Es fantástico que la ciencia empiece a estudiar la raigambre social
de la música. ¿Hay algo que se pegue más que una buena melodía? Lo único
que sabemos a ciencia cierta de ella –y ha estado con nosotros desde
los orígenes de las primeras tribus humanas– es su universalidad.
Parisienses y cameruneses, mayores de edad y niños, todos parecen
emocionarse con tonos y tiempos parecidos. No me digan que no resulta
increíble que unos y otros coincidan en hurgar en cierta armonía, en un
acorde, fruto de darle a una octava, mientras interpretan como
discordia, o en todo caso como una señal de tristeza, una melodía
demasiado lenta.
Lo único que conocemos de la música es su universalidad…
y que se trata de un evento social. Yo no conozco nada que pueda
mantener unido a un colectivo durante tanto tiempo; tal vez la religión o
el credo político. Ahora bien, lo curioso es que tanto la religión como
la política van a menos, mientras las melodías van a más.
Justamente, quizá sea esta falta de utilidad concreta de la música lo
que la hace tan querida por todo el mundo. El lenguaje parecería
seguirla en cantidad de devotos, aunque por razones muy distintas: todas
las personas se precian de poder hablar y transmitir un pensamiento a
los demás. A los neurólogos del futuro les corresponde detectar si la
diferencia entre el lenguaje musical y el hablado es tan grande como
parece: el primero no parece transmitir gran cosa,
mientras que el segundo tiene utilidades: entenderse, concentrarse y
encaminarse a la consecución de un objetivo determinado.

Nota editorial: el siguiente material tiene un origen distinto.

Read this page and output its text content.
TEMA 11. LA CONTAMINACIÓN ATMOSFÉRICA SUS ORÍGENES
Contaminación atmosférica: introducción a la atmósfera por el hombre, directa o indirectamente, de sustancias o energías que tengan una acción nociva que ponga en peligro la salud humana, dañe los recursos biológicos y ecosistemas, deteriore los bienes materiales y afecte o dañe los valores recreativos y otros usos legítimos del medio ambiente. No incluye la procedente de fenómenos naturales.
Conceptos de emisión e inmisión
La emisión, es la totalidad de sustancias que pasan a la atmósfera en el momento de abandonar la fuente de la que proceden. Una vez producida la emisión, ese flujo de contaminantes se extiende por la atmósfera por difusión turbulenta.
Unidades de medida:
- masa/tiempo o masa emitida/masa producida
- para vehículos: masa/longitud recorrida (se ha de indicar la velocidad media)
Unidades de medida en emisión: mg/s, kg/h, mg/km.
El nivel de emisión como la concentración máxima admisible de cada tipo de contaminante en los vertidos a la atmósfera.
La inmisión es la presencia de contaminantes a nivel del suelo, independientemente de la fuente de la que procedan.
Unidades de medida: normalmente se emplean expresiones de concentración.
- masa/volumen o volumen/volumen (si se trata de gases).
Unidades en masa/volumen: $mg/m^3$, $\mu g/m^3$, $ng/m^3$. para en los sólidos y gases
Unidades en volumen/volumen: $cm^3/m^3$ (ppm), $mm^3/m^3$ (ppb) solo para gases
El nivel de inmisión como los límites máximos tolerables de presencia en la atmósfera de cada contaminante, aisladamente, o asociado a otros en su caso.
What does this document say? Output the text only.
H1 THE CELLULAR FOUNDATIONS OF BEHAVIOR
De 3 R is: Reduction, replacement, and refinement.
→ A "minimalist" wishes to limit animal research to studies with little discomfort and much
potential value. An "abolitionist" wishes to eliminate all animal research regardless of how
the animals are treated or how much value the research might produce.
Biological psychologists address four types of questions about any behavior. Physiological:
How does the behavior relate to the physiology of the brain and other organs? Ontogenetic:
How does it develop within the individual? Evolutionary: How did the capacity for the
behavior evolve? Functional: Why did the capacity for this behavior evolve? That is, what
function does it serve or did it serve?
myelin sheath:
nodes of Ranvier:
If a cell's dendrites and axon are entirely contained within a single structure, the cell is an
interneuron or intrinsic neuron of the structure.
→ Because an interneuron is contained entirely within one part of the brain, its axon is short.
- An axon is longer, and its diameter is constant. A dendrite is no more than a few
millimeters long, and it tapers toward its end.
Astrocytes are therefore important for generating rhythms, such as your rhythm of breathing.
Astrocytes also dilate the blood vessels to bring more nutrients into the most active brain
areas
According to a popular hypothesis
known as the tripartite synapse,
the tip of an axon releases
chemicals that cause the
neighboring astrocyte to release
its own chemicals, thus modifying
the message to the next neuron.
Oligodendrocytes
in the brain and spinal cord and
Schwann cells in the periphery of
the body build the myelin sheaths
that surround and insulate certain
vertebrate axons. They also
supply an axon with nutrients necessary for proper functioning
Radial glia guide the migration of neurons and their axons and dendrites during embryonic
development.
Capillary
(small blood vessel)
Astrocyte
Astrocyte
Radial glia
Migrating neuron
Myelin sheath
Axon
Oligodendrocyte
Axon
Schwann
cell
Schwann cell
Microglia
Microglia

¿Pero y si las diferencias no fueran tan nítidas? En los laboratorios
se está demostrando con simios y humanos que los recuerdos son mucho
más frágiles de lo que se pensaba; la gente tiende a tergiversarlos con
una facilidad extrema y a decir ‘Diego’ donde dijo ‘digo’. Además,
resulta que los procesos cognitivos del cerebro son tan complicados que
ahora sabemos a ciencia cierta que el inconsciente decide por nosotros
unas milésimas de segundo antes de que nosotros resolvamos, de forma
consciente, comer o no hacerlo, ir a la derecha o a la izquierda,
olvidar una idea o recordarla.
Algún científico por ahí en el mundo me intentaba convencer de que, al contrario de lo que decía el filósofo griego Platón, el pensamiento no era lo más importante, sino el movimiento. Que el cuerpo había conseguido tales argucias y adelantos que el lenguaje o el pensamiento solo se necesitaban para poder acompasarlos, para instrumentarlos. ¿Se han parado a pensar mis lectores en lo inverosímil que resulta –por favor, que me corrijan los matemáticos– la teoría del equilibrio de los animales bípedos, como nosotros? Ni Dios sabe todavía qué es lo que nos permite andar con solo dos piernas sin perder el equilibrio, teniendo que sortear –como nos toca hacer– tantos vericuetos y curvas enrevesadas.
Ya no digamos lo que hacen algunos músicos con el juego mágico de sus dedos interpretando al piano una de las piezas de Mozart. ¿Se han fijado en cómo mueven de memoria sus dedos sin que les tiemble el pulso y respetando siempre la melodía que nos embelesa? A lo mejor lo único que importa es, justamente, lo que nos embelesa: sentir que formamos parte de la manada, empatizar con los demás. A lo mejor la música sirve para algo y el resto, para casi nada.